Jeden ze świadków zdarzenia wezwał policję; patrol na miejscu zatrzymał dwóch ełczan. Pozostali uczestnicy zajść zostali ustaleni w śledztwie.
Śledztwo prowadziła Prokuratura Rejonowa Olsztyn-Północ, która w okręgu olsztyńskim prokuratury (obecnie Ełk to okręg suwalski) specjalizuje się w prowadzeniu śledztw dotyczących tzw. przestępstw z nienawiści. Oskarżeni odpowiadali z wolnej stopy, groziło im do 5 lat więzienia.
Kary ograniczenia wolności
Sąd Okręgowy w Suwałkach uznał cztery osoby za winne, ale kary zróżnicował. Pierwszego z mężczyzn skazał na dwa miesiące więzienia oraz 12 miesięcy ograniczenia wolności przez obowiązek 30 godz. prac społecznych w miesiącu. Drugi ma spędzić w więzieniu miesiąc, a potem - również w ramach ograniczenia wolności - przez 8 miesięcy ma wykonywać nieodpłatne prace na cele społeczne, po 30 godz. w miesiącu.
Dwaj kolejni oskarżeni zostali skazani na 6 miesięcy ograniczenia wolności, również z obowiązkiem wykonywania prac społecznych po 30 godz. w miesiącu. Wszyscy czterej mają też solidarnie zapłacić pokrzywdzonym cudzoziemcom 1-1,5 tys. zł zadośćuczynienia.
Piąty oskarżony został uniewinniony.
O takich incydentach w Ełku zrobiło się głośno w związku ze sprawą zabójstwa, do którego doszło w pobliżu innego lokalu z kebabami w tym mieście. W noc sylwestrową zginął tam od ciosów nożem 21-latek; podejrzani są w tej sprawie Algierczyk (właściciel lokalu) i Tunezyjczyk (pracownik); obaj są tymczasowo aresztowani.
Śledztwo w tej sprawie prowadzi Prokuratura Okręgowa w Suwałkach.
Awantura przed lokalem
Według dotychczasowych ustaleń, awantura przed tym lokalem zaczęła się po tym, jak wybiegł z niego młody mężczyzna, zabierając dwie butelki coli. W pościg za 21-letnim Danielem ruszyły dwie osoby z baru. Według ustaleń prokuratury, Algierczyk szarpał i przytrzymywał 21-latka, a Tunezyjczyk zadał chłopakowi ciosy nożem, które okazały sięśmiertelne.

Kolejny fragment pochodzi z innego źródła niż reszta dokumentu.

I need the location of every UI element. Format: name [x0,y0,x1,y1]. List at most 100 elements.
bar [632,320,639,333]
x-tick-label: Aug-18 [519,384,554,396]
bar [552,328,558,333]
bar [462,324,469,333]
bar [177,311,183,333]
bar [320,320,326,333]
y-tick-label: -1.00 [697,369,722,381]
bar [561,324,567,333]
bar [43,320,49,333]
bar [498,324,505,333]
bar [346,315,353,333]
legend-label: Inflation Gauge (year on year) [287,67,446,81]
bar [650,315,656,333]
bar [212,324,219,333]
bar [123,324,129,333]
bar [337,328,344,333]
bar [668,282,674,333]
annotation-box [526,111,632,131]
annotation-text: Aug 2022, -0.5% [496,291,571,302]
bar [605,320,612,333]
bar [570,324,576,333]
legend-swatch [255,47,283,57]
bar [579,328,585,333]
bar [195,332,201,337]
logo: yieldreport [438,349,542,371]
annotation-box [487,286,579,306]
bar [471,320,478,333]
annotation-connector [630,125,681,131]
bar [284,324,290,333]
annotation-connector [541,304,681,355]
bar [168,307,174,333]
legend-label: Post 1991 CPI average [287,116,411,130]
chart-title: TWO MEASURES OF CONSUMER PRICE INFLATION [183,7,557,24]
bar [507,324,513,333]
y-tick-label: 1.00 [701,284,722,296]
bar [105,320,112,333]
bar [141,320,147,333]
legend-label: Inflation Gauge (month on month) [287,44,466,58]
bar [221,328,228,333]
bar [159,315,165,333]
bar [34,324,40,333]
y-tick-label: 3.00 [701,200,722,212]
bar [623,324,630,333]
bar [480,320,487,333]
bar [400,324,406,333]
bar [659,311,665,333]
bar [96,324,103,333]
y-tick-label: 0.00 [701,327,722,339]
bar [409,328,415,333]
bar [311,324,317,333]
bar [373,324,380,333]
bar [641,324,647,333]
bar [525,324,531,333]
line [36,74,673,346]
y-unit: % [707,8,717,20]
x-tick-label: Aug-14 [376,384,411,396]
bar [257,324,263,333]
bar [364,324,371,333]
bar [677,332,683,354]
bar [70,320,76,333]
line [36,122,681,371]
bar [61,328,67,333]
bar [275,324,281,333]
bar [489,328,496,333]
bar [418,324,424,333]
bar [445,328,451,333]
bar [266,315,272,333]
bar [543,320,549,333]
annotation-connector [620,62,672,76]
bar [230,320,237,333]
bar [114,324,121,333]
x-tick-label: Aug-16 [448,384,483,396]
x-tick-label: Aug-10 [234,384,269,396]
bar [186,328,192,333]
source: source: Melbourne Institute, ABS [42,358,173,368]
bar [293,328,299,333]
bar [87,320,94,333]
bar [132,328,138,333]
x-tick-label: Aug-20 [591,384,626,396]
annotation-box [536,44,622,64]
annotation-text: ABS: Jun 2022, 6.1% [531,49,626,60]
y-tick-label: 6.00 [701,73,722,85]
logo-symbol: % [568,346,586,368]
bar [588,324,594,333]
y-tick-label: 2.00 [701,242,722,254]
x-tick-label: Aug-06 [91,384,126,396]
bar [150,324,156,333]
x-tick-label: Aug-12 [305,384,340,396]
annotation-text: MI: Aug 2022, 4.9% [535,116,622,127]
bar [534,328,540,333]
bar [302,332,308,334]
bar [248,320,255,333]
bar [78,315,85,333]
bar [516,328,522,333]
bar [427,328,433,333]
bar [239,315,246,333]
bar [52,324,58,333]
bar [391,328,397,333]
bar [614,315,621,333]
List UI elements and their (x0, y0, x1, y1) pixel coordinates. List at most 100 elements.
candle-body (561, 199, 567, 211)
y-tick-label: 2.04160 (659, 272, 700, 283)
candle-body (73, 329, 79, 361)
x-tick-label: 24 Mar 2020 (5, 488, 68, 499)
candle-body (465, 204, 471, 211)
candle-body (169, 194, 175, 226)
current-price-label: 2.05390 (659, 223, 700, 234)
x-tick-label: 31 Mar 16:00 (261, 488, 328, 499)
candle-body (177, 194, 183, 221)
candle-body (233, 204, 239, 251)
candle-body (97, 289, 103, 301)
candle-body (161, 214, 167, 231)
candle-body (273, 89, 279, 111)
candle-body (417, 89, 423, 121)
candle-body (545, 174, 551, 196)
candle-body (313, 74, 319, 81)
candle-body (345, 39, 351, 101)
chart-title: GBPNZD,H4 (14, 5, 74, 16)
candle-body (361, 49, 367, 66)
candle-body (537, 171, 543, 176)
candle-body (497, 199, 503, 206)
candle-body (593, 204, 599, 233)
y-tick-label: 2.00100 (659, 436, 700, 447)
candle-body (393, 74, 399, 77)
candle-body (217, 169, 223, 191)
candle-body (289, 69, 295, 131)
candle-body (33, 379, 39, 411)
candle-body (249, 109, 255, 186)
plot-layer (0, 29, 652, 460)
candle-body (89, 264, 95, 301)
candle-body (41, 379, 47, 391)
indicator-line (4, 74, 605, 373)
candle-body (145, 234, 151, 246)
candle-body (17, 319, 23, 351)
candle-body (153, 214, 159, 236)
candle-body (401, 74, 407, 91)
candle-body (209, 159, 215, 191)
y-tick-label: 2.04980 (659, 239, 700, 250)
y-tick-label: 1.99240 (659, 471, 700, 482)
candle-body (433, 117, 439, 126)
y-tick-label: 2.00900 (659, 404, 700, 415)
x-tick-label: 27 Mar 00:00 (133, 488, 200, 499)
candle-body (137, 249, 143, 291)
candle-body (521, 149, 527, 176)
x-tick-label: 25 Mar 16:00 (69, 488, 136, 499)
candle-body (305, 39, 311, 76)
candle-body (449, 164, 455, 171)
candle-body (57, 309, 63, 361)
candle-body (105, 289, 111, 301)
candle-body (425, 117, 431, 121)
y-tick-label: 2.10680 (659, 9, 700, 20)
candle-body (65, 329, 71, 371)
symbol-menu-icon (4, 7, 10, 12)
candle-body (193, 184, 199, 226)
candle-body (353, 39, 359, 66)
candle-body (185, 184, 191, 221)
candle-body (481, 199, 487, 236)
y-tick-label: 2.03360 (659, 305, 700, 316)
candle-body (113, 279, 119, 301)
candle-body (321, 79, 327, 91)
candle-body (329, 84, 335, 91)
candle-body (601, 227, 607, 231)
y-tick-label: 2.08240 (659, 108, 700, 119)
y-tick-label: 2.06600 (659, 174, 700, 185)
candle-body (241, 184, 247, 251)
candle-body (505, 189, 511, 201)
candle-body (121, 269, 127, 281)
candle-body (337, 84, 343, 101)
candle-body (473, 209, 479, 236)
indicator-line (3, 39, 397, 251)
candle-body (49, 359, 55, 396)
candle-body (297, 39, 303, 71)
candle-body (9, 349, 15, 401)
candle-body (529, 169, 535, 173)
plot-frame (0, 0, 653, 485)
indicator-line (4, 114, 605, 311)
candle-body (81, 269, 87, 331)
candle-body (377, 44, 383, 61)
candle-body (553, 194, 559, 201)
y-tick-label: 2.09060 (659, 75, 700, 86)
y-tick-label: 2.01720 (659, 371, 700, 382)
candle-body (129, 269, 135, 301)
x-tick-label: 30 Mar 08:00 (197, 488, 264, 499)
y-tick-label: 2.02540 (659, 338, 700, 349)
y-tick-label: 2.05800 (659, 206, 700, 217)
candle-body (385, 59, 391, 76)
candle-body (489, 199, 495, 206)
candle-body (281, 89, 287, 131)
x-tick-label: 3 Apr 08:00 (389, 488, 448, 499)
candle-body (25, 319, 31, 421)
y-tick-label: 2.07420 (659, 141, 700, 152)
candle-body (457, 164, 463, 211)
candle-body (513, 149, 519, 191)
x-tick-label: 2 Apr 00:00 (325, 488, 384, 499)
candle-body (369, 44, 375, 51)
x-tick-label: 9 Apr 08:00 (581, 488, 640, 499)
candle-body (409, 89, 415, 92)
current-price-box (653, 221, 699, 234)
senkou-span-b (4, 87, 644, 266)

Po śmierci 21-latka w Ełku wybuchły zamieszki, doszło do zatrzymań w sumie ponad 30 osób podejrzanych m.in. o rzucanie w policyjne radiowozy i funkcjonariuszy oraz bar (obecnie już zamknięty) kamieniami, petardami i butelkami.
Jak podawała wtedy warmińsko-mazurska policja, w 2016 r. w Ełku odnotowano trzy przestępstwa o podłożu rasistowskim, na 36 w całym regionie.